Hans Jonas - Principe responsabilitéNous avons vu en quel sens nous pouvons penser que notre système économique n’est pas acceptable : tant d’un point de vue écologique que d’un point de vue humanitaire nous ne pouvons nous en satisfaire. Pour ces raisons, nous devons penser à un nouvel ordre économique mondial tenant compte des ressources naturelles et prenant en considération la dignité de la vie humaine. La dimension d’une telle économie ne peut être que mondiale, du fait de la dissémination des ressources nécessaires pour la vie à travers tout le globe et du fait de l’universalité de la valeur de la vie humaine.

Cependant, il semble que la plupart d’entre nous s’est résignée à l’idée du bien-fondé des inégalités et de l’extrême pauvreté d’une partie importante de la planète, et se satisfait de l’économie et de la politique actuelles de nos sociétés. La plupart d’entre nous ne se sent tout simplement pas responsable du problème des populations damnées. Nous savons qu’à l’autre bout de la planète des êtres humains meurent chaque jour par milliers, mais nous continuons pourtant à évoluer, comme si de rien n’était, dans le confort de nos sociétés. Nous continuons d’acheter des voitures suréquipées, des ordinateurs en constante évolution, des vêtements à la mode…etc.
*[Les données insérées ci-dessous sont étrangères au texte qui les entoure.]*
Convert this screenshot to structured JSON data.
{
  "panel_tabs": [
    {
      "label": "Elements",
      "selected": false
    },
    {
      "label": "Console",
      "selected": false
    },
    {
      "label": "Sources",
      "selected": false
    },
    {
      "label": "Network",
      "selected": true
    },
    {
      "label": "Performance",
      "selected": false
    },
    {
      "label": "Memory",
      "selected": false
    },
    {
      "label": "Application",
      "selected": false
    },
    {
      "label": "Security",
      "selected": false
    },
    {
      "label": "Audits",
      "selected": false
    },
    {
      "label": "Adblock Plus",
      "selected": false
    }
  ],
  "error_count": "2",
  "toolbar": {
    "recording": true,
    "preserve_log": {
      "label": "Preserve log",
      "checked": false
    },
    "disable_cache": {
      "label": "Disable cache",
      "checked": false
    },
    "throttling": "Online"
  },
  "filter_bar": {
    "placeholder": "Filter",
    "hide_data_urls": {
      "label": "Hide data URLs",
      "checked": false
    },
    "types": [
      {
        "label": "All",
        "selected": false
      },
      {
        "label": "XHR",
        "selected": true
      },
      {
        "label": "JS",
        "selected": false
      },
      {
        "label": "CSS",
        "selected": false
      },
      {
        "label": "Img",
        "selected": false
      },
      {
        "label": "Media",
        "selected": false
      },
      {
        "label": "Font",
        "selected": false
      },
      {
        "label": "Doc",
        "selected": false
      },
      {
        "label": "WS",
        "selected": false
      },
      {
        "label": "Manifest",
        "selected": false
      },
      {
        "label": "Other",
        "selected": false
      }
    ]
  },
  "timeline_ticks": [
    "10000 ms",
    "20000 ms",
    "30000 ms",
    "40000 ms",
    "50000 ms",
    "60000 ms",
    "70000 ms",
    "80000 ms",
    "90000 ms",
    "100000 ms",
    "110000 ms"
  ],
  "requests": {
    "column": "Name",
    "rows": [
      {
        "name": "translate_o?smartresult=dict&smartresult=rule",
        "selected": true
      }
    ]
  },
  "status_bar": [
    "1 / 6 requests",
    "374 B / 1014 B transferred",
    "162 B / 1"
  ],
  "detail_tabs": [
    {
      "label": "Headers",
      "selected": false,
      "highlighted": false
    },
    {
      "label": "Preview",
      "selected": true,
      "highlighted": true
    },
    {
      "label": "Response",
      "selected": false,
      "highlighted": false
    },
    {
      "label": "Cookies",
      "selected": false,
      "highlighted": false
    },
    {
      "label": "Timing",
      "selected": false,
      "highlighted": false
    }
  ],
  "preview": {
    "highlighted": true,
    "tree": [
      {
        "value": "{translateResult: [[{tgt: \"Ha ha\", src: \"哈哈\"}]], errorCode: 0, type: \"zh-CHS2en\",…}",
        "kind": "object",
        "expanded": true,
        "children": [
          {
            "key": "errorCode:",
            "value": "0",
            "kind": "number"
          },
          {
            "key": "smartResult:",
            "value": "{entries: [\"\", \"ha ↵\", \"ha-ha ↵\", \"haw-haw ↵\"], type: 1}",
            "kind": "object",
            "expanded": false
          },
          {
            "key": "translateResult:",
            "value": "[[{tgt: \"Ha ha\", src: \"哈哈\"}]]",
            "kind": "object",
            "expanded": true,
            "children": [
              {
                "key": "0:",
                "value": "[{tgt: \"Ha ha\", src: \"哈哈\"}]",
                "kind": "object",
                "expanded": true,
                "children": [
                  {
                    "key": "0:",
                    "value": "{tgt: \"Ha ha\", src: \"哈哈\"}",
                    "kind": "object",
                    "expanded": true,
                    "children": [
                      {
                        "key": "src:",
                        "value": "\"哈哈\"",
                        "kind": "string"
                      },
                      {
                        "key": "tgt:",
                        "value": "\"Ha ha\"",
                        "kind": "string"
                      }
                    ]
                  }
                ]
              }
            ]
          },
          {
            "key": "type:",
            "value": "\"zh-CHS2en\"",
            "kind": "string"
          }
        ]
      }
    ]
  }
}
Le problème est donc de savoir pour quelles raisons l’homme occidental au train de vie aisé ne se sent pas concerné par la lutte pour la survie d’une importante partie de l’humanité. Pourquoi acceptons-nous la mort de millions de personnes chaque année, car n’ayant pas pu se nourrir ou s’occuper de leur santé ? Pourquoi ne pensons-nous pas qu’il est nécessaire que les sociétés les plus développées (économiquement) permettent aux populations les moins chanceuses de bénéficier de conditions de vie humainement acceptables ?

Dans le dernier chapitre du principe responsabilité, Jonas évoque l’une des raisons de notre absence de révolte. Pour lui, si nous ne nous sentons pas assez concernés, c’est entre autre pour une raison spatiale. En effet, la distance entre en jeu dans le problème des populations damnées. Elles se situent souvent sur un autre continent, nous en sommes souvent séparés par des milliers de kilomètres. La grande distance entre nantis et damnés permettrait donc d’expliquer pourquoi nous ne nous engageons pas assez pour tenter de résoudre l’épineux problème des trop grandes inégalités entre nations. « Concernant l’appel concret que la misère adresse au sentiment humain c’est un fait que la distance endurcit au point que des populations lointaines meurent de faim, alors qu’une population plus proche ne nous laisserait pas en paix. » (1).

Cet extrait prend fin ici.